Star in the constellation Taurus

HL Tau 76 is a variable white dwarf star of the DAV (or ZZ Ceti) type. It was observed by G. Haro and W. J. Luyten in 1961, and was the first variable white dwarf discovered when, in 1968, Arlo U. Landolt found that it varied in brightness with a period of approximately 749.5 seconds, or 12.5 minutes. Like other DAV white dwarfs, its variability arises from non-radial gravity wave pulsations within itself.^{, § 7.} Later observation and analysis has found HL Tau 76 to pulsate in over 40 independent vibrational modes, with periods between 380 seconds and 1390 seconds.

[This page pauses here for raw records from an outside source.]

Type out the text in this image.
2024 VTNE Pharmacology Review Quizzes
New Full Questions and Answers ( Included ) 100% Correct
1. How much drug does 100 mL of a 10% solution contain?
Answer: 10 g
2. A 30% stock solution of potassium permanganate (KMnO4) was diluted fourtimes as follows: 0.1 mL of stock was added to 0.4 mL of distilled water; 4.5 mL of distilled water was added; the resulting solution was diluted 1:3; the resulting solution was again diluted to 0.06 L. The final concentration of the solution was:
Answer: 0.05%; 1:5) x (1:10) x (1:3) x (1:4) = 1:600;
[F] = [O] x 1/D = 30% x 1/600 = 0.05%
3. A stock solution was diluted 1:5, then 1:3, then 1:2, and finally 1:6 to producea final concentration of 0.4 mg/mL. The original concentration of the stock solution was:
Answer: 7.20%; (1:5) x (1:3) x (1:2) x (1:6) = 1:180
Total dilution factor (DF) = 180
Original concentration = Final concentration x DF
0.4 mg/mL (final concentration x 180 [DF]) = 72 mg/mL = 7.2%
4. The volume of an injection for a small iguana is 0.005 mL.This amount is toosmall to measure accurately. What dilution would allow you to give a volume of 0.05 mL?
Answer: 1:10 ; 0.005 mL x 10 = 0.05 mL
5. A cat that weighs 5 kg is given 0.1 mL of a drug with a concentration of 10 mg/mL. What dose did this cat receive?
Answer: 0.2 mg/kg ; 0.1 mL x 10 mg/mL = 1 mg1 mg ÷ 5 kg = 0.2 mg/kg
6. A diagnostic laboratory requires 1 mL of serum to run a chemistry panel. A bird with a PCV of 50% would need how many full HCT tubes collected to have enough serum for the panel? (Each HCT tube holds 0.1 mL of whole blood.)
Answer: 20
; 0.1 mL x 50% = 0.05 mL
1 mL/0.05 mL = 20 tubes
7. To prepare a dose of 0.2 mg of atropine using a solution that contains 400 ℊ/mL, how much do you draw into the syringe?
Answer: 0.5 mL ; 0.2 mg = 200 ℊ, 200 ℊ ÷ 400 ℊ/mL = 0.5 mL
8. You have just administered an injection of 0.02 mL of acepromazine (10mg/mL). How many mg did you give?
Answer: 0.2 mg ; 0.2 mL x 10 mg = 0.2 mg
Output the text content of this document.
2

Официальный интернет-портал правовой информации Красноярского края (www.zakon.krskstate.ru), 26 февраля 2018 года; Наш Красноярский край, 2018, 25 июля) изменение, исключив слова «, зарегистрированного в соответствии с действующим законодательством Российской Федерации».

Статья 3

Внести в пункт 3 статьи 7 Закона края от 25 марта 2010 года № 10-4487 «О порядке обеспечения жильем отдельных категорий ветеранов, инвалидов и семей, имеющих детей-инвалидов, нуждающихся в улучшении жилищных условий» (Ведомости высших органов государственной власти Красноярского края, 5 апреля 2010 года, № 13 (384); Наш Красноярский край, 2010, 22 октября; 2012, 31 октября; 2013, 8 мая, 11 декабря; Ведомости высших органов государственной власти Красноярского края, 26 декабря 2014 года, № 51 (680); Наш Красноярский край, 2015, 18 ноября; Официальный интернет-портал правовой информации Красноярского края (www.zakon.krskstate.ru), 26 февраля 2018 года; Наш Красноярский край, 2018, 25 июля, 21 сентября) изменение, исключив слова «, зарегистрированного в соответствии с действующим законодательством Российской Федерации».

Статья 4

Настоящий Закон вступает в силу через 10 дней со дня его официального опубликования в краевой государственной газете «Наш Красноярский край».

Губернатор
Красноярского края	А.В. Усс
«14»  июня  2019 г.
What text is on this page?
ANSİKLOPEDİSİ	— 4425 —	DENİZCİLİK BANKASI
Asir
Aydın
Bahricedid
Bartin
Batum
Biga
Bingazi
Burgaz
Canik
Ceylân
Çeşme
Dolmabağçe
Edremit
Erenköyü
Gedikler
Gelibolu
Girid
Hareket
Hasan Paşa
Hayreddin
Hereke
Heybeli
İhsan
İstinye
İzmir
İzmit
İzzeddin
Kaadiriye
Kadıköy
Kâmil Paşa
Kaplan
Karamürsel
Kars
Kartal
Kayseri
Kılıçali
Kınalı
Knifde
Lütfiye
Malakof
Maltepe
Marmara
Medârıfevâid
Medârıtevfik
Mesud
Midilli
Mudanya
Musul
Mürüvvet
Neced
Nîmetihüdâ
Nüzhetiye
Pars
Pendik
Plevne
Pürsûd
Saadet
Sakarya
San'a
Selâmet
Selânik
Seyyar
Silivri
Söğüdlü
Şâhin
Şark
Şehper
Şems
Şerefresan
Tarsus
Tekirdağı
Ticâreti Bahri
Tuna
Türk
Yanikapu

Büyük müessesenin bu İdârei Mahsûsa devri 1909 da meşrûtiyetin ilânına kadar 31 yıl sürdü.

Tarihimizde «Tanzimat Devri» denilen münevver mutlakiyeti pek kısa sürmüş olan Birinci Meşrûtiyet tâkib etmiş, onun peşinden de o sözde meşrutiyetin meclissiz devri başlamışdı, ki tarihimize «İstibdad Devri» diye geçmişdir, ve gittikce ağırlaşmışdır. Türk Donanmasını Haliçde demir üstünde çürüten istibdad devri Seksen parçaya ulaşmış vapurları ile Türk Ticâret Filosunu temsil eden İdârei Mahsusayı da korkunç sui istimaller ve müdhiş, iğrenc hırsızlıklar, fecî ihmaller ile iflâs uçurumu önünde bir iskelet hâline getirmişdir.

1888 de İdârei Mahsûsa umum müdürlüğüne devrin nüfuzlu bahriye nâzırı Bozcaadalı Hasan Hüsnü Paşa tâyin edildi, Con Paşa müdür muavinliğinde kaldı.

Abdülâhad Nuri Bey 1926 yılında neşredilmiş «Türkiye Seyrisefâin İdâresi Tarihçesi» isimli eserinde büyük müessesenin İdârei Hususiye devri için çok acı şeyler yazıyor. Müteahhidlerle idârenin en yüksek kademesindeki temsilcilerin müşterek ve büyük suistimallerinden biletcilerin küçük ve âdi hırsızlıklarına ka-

The designation HL Tau 76 derives from the discovery of this star as a white dwarf, when it was described as Taurus no.76 in a publication authored by Guillermo Haro and Willem Jacob Luyten. The exact designation HL Tau 76 was then used in subsequent papers, including one giving the star its designation EGGR 265 where it was noted to be variable. It was then included in the 57th name-list of variable stars and given the variable star designation V441 Tauri. The unusual designation HL Tau 76 continues to be used by most authors.